Tommy reached out and caught his arm. "Okay," he said reluctantly, "I

will. But you be careful," he added fiercely. "You hear me? And if I

don't hear from you in some reasonable time, I'll raise a stink from

here to Vega!"

Bart broke away and ran. He was afraid, if he didn't, he'd break up

again. He closed the cabin door behind him, trying to calm down so that

the Mentorian steward, coming to strap him in for deceleration, wouldn't

see how upset he was. He was going to need all his nerve.

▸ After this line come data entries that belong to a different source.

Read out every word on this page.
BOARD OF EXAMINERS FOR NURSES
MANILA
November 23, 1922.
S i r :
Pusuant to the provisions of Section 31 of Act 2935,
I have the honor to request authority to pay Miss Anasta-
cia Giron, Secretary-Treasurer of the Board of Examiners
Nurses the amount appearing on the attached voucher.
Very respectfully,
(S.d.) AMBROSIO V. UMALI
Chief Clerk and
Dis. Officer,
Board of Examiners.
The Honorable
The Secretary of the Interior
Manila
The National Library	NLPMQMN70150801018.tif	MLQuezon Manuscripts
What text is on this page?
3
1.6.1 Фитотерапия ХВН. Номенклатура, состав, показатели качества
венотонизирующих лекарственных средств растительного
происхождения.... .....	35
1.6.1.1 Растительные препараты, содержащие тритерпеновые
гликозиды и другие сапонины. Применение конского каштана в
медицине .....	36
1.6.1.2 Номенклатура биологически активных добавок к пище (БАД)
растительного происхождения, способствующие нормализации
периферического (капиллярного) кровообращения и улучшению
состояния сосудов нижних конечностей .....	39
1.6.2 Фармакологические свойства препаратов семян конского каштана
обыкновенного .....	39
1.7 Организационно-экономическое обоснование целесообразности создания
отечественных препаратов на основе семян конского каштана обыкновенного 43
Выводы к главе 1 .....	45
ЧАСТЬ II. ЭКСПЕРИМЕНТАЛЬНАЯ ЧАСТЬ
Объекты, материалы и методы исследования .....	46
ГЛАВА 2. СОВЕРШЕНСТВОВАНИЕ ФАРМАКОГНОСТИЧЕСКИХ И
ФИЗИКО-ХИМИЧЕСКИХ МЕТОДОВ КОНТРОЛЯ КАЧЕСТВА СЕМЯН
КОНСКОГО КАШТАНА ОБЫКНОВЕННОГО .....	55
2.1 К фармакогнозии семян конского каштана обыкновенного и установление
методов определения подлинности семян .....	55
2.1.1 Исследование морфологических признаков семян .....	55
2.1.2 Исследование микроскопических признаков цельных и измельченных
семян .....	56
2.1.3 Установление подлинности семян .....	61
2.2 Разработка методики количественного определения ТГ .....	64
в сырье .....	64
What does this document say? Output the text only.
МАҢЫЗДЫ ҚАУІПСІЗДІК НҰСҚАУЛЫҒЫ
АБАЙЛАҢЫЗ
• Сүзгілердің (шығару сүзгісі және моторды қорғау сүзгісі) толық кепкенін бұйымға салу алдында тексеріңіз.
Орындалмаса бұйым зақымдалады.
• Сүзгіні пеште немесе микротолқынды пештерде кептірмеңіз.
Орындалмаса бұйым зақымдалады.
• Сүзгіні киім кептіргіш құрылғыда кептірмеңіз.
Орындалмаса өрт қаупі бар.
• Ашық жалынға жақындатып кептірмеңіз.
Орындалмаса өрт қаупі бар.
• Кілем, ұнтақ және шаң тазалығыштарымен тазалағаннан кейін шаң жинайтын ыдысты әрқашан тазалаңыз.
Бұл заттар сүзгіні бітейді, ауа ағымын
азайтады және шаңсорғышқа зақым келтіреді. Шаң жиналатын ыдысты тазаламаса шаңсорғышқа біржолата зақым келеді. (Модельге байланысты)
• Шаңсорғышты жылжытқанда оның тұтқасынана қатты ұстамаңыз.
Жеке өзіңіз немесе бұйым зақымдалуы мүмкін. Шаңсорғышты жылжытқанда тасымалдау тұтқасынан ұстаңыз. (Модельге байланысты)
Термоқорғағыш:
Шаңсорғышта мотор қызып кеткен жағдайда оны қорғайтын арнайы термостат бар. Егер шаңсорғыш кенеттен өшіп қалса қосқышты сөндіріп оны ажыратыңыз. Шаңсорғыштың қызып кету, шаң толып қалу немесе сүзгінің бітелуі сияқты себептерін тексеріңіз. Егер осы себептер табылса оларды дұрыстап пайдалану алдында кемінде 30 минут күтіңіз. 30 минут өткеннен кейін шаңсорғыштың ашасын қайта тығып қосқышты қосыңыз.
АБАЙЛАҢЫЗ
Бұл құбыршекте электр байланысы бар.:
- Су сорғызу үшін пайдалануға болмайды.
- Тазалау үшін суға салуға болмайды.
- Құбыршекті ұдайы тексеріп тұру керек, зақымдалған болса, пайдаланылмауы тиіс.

* * * * * He went through another decontamination chamber, and finally moved, with

a line of passengers, out of the yawning airlock, under the strange sun,

into the strange world.

At first sight it was a disappointment. It was a Lhari spaceport that

lay before him, to all appearances identical with the one on Earth:

sloping glass ramps, tall colorless pylons, a skyscraper terminus

crowded with men of all planets. But the sun overhead was brilliant and

clear gold, the shadows sharp and violet on the spaceport floor. Behind

the confines of the spaceport he could see the ridges of tall hills and

unfamiliarly colored trees. He longed to explore them, but he got a grip

on his imagination, surrendering his ticket stub and false papers to the

Lhari and Mentorian interpreter who guarded the ramp.